Chapter one
Emma
"Who are you?"
The question hung in the air, sharp with antiseptic and fear. Behind her, monitors beeped a rhythm too slow to be mine. I didn't open my mouth. Couldn't. The words stuck somewhere between my mind and my tongue. How was I supposed to explain what Damien was to me? His colleague? His lover? His submissive?
"Mom." Damien spoke from beside me, his voice thick with tears he hadn't let fall. "This is my girlfriend, Emma Sinclair."
Girlfriend?A title so common... yet far too simple for what I was.
Her mouth fell open. She lunged—arms wrapping around me, squeezing tight enough to force the sterile air from my lungs. I stood frozen, hands hovering uselessly at my sides before I remembered to hug back.
"Oh my god." She stepped back, scanning my face like she was trying to memorize it. Her eyes flicked to Damien. "She's beautiful."
He smiled, but it crumpled at the edges, crushed beneath the weight of the room. Sebastian's chest rose only with the machines keeping him here.
The fluorescent lights bleached everything—her face, Damien's knuckles, the gray-blue of Sebastian's lips.
"Yes," Damien said softly. "And smart. And funny. And kind. And—"
I swatted his arm. "Stop."
Rosie glanced between us, a flicker of brightness surfacing beneath the grief.
I rocked on my heels. "I'm sorry we had to meet like this."

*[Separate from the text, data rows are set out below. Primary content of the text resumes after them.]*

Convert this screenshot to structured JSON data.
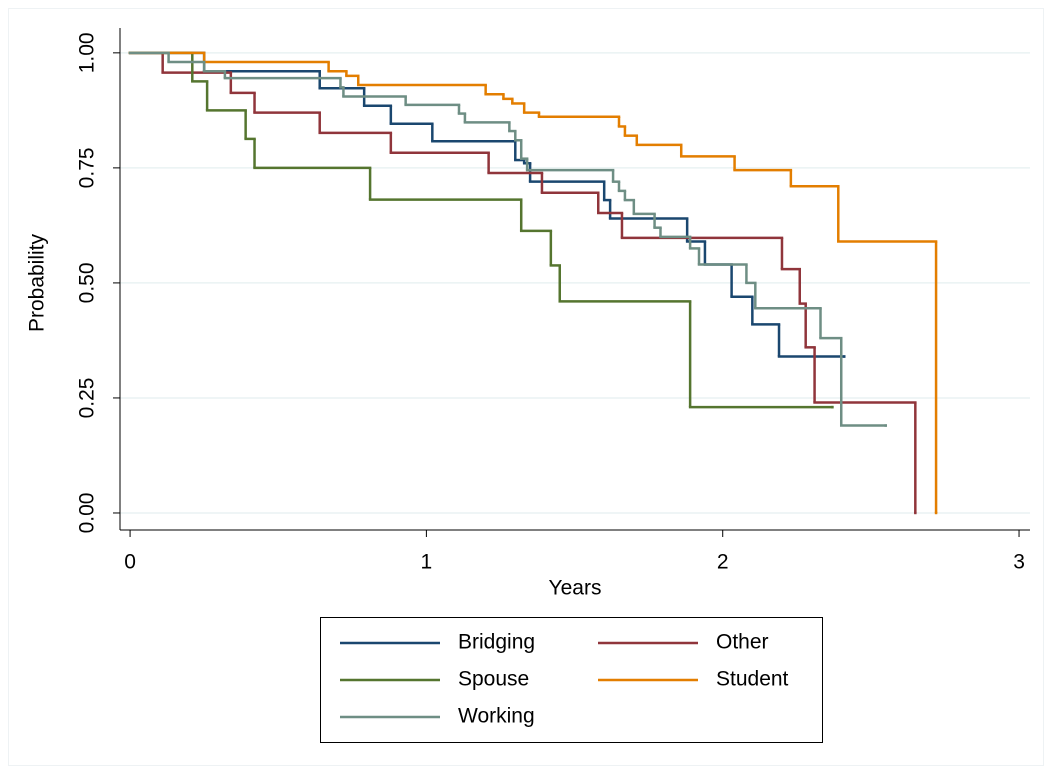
{
  "chart_data": {
    "type": "step",
    "x_label": "Years",
    "y_label": "Probability",
    "xlim": [
      -0.034,
      3.037
    ],
    "xticks": [
      0,
      1,
      2,
      3
    ],
    "ylim": [
      -0.037,
      1.054
    ],
    "yticks": [
      {
        "value": 0,
        "label": "0.00"
      },
      {
        "value": 0.25,
        "label": "0.25"
      },
      {
        "value": 0.5,
        "label": "0.50"
      },
      {
        "value": 0.75,
        "label": "0.75"
      },
      {
        "value": 1,
        "label": "1.00"
      }
    ],
    "grid": true,
    "legend_position": "bottom",
    "series": [
      {
        "name": "Bridging",
        "color": "#1a476f",
        "x": [
          0,
          0.25,
          0.64,
          0.79,
          0.88,
          1.02,
          1.3,
          1.33,
          1.35,
          1.6,
          1.62,
          1.88,
          1.94,
          2.03,
          2.1,
          2.19,
          2.41
        ],
        "values": [
          1,
          0.96,
          0.923,
          0.885,
          0.846,
          0.808,
          0.767,
          0.76,
          0.72,
          0.68,
          0.64,
          0.59,
          0.54,
          0.47,
          0.41,
          0.34,
          0.34
        ]
      },
      {
        "name": "Other",
        "color": "#90353b",
        "x": [
          0,
          0.11,
          0.34,
          0.42,
          0.64,
          0.88,
          1.21,
          1.39,
          1.58,
          1.66,
          2.2,
          2.26,
          2.28,
          2.31,
          2.65
        ],
        "values": [
          1,
          0.957,
          0.913,
          0.87,
          0.826,
          0.783,
          0.739,
          0.696,
          0.652,
          0.598,
          0.53,
          0.455,
          0.36,
          0.24,
          0
        ]
      },
      {
        "name": "Spouse",
        "color": "#55752f",
        "x": [
          0,
          0.21,
          0.26,
          0.39,
          0.42,
          0.81,
          1.32,
          1.42,
          1.45,
          1.89,
          2.37
        ],
        "values": [
          1,
          0.938,
          0.875,
          0.813,
          0.75,
          0.681,
          0.613,
          0.538,
          0.46,
          0.23,
          0.23
        ]
      },
      {
        "name": "Student",
        "color": "#e37e00",
        "x": [
          0,
          0.25,
          0.67,
          0.73,
          0.77,
          1.2,
          1.26,
          1.29,
          1.33,
          1.38,
          1.65,
          1.67,
          1.71,
          1.86,
          2.04,
          2.23,
          2.39,
          2.72
        ],
        "values": [
          1,
          0.98,
          0.96,
          0.95,
          0.93,
          0.91,
          0.9,
          0.89,
          0.87,
          0.861,
          0.84,
          0.82,
          0.8,
          0.775,
          0.745,
          0.71,
          0.59,
          0
        ]
      },
      {
        "name": "Working",
        "color": "#6e8e84",
        "x": [
          0,
          0.13,
          0.25,
          0.32,
          0.71,
          0.72,
          0.93,
          1.11,
          1.13,
          1.28,
          1.3,
          1.32,
          1.34,
          1.63,
          1.65,
          1.67,
          1.7,
          1.77,
          1.79,
          1.89,
          1.92,
          2.08,
          2.11,
          2.33,
          2.4,
          2.55
        ],
        "values": [
          1,
          0.98,
          0.96,
          0.945,
          0.925,
          0.905,
          0.887,
          0.868,
          0.849,
          0.83,
          0.81,
          0.77,
          0.745,
          0.72,
          0.7,
          0.68,
          0.65,
          0.62,
          0.6,
          0.575,
          0.54,
          0.5,
          0.445,
          0.38,
          0.19,
          0.19
        ]
      }
    ]
  }
}
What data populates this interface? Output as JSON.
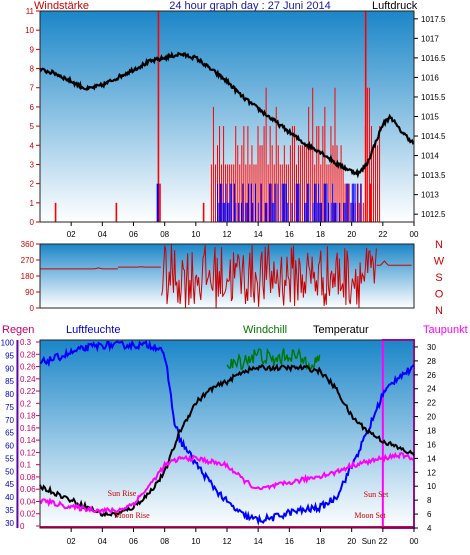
{
  "colors": {
    "background": "#ffffff",
    "panel_top": "#1b86c8",
    "panel_bottom": "#ffffff",
    "wind_bars": "#ff0000",
    "gust_bars": "#0000ff",
    "pressure_line": "#000000",
    "direction_line": "#cc0000",
    "humidity_line": "#0000ff",
    "temperature_line": "#000000",
    "windchill_line": "#007700",
    "dewpoint_line": "#ff00ff",
    "rain_color": "#cc0066",
    "title_color": "#1a1aa8",
    "axis_red": "#cc0000"
  },
  "chart_data": [
    {
      "type": "bar",
      "title": "24 hour graph day : 27 Juni 2014",
      "left_label": "Windstärke",
      "right_label": "Luftdruck",
      "x_ticks": [
        "02",
        "04",
        "06",
        "08",
        "10",
        "12",
        "14",
        "16",
        "18",
        "20",
        "22",
        "00"
      ],
      "left_ticks": [
        "0",
        "1",
        "2",
        "3",
        "4",
        "5",
        "6",
        "7",
        "8",
        "9",
        "10",
        "11"
      ],
      "right_ticks": [
        "1012.5",
        "1013",
        "1013.5",
        "1014",
        "1014.5",
        "1015",
        "1015.5",
        "1016",
        "1016.5",
        "1017",
        "1017.5"
      ],
      "ylim_left": [
        0,
        11
      ],
      "ylim_right": [
        1012.3,
        1017.7
      ],
      "wind_spikes": [
        {
          "hour": 1.0,
          "value": 1
        },
        {
          "hour": 4.9,
          "value": 1
        },
        {
          "hour": 7.6,
          "value": 11
        },
        {
          "hour": 7.7,
          "value": 2
        },
        {
          "hour": 10.5,
          "value": 1
        },
        {
          "hour": 20.9,
          "value": 11
        },
        {
          "hour": 21.2,
          "value": 2
        }
      ],
      "wind_band": {
        "from": 11.0,
        "to": 21.8,
        "typical": [
          3,
          4,
          5
        ]
      },
      "gust_band": {
        "from": 11.4,
        "to": 20.6,
        "max": 2
      },
      "pressure": {
        "hours": [
          0,
          1,
          2,
          3,
          4,
          5,
          6,
          7,
          8,
          9,
          10,
          11,
          12,
          13,
          14,
          15,
          16,
          17,
          18,
          19,
          20,
          20.5,
          21,
          21.5,
          22,
          22.5,
          23,
          24
        ],
        "values": [
          1016.2,
          1016.1,
          1015.9,
          1015.7,
          1015.8,
          1016.0,
          1016.2,
          1016.4,
          1016.5,
          1016.6,
          1016.5,
          1016.2,
          1015.9,
          1015.5,
          1015.2,
          1014.9,
          1014.6,
          1014.3,
          1014.1,
          1013.8,
          1013.6,
          1013.55,
          1013.8,
          1014.3,
          1014.8,
          1015.0,
          1014.7,
          1014.3
        ]
      }
    },
    {
      "type": "line",
      "left_ticks": [
        "0",
        "90",
        "180",
        "270",
        "360"
      ],
      "right_labels": [
        "N",
        "W",
        "S",
        "O",
        "N"
      ],
      "ylim": [
        0,
        360
      ],
      "direction": {
        "calm": [
          {
            "from": 0,
            "to": 5.0,
            "value": 220
          },
          {
            "from": 5.0,
            "to": 7.8,
            "value": 230
          },
          {
            "from": 21.6,
            "to": 24,
            "value": 240
          }
        ],
        "varying": {
          "from": 7.8,
          "to": 21.6,
          "min": 0,
          "max": 360
        }
      }
    },
    {
      "type": "line",
      "labels": {
        "rain": "Regen",
        "humidity": "Luftfeuchte",
        "windchill": "Windchill",
        "temperature": "Temperatur",
        "dewpoint": "Taupunkt"
      },
      "humidity_ticks": [
        "30",
        "35",
        "40",
        "45",
        "50",
        "55",
        "60",
        "65",
        "70",
        "75",
        "80",
        "85",
        "90",
        "95",
        "100"
      ],
      "rain_ticks": [
        "0",
        "0.02",
        "0.04",
        "0.06",
        "0.08",
        "0.1",
        "0.12",
        "0.14",
        "0.16",
        "0.18",
        "0.2",
        "0.22",
        "0.24",
        "0.26",
        "0.28",
        "0.3"
      ],
      "temp_ticks": [
        "4",
        "6",
        "8",
        "10",
        "12",
        "14",
        "16",
        "18",
        "20",
        "22",
        "24",
        "26",
        "28",
        "30"
      ],
      "x_ticks": [
        "02",
        "04",
        "06",
        "08",
        "10",
        "12",
        "14",
        "16",
        "18",
        "20",
        "22",
        "00"
      ],
      "ylim_humidity": [
        28,
        101
      ],
      "ylim_temp": [
        4,
        31
      ],
      "humidity": {
        "hours": [
          0,
          1,
          2,
          3,
          4,
          5,
          6,
          7,
          7.8,
          8.2,
          8.6,
          9,
          10,
          11,
          12,
          13,
          14,
          15,
          16,
          17,
          18,
          19,
          20,
          21,
          22,
          23,
          24
        ],
        "values": [
          92,
          94,
          96,
          98,
          99,
          99,
          99,
          99,
          98,
          88,
          70,
          62,
          53,
          45,
          38,
          33,
          31,
          32,
          34,
          35,
          36,
          40,
          52,
          65,
          80,
          87,
          90
        ]
      },
      "temperature": {
        "hours": [
          0,
          1,
          2,
          3,
          4,
          5,
          6,
          7,
          8,
          9,
          10,
          11,
          12,
          13,
          14,
          15,
          16,
          17,
          18,
          19,
          20,
          21,
          22,
          23,
          24
        ],
        "values": [
          10,
          9,
          8,
          7,
          6,
          6,
          7,
          9,
          12,
          18,
          22,
          24,
          25,
          26.5,
          27,
          27,
          27,
          27,
          26.5,
          24,
          20,
          18,
          16.5,
          15.5,
          14.5
        ]
      },
      "windchill": {
        "hours": [
          12.0,
          13.0,
          14.0,
          15.0,
          16.0,
          17.0,
          18.0
        ],
        "values": [
          27,
          28,
          29,
          28,
          29,
          28,
          28
        ]
      },
      "dewpoint": {
        "hours": [
          0,
          2,
          4,
          5,
          6,
          7,
          8,
          9,
          10,
          11,
          12,
          13,
          14,
          15,
          16,
          17,
          18,
          19,
          20,
          21,
          22,
          23,
          24
        ],
        "values": [
          8,
          7,
          6.5,
          6.5,
          7.5,
          10,
          13,
          14,
          14,
          13.5,
          13,
          11,
          9.5,
          10,
          10.5,
          11,
          11.5,
          12,
          13,
          13.5,
          14,
          14.5,
          14
        ]
      },
      "rain": {
        "hours": [],
        "values": []
      },
      "highlight": {
        "from": 22.0,
        "to": 24.0
      },
      "astro": [
        {
          "label": "Sun Rise",
          "hour": 5.1
        },
        {
          "label": "Moon Rise",
          "hour": 5.2
        },
        {
          "label": "Sun Set",
          "hour": 21.7
        },
        {
          "label": "Moon Set",
          "hour": 21.7
        }
      ],
      "x_overlap_labels": [
        "20",
        "Sun",
        "22"
      ]
    }
  ]
}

She reached for my hands. She squeezed once, firm and deliberate. "Oh, hun. This isn't your fault." Another squeeze, then she released me. "I'msohappy to meet you. And I'm—" Her voice wavered, steadied. "I'm grateful Damien felt safe enough to bring you."
Damien's chest swelled. "She means a lot to me."
His gaze caught mine.
I glanced away.
"Is there anything I can get you?" I blurted. "Anything I can do? Have you eaten? I can run and—"
Damien kissed the top of my head. "Thank you, Emma. But I can take care of that."
He hesitated, uncertainty crossing his face. "If you want, you can head home."
I stared at him, the suggestion impossible to process. Who the fuck did he think I was?
He was barely holding himself together—the set of his jaw, the twitch in his cheek, the shine in his eyes.
"Absolutely not," I said.
A familiar charge settled over him—the same tension that surfaced when he was about to draw a line, pull the strings of the power I'd handed him.
But he didn't get the chance.
Rosie tipped her head back and laughed—too loud for the ICU. Nurses glanced over; one stepped closer, relaxing when she realized it wasn't panic.
Folding her arms, she appraised me. "I like you, Emma."
My mouth curved.
"And here we go," Damien muttered, rolling his eyes.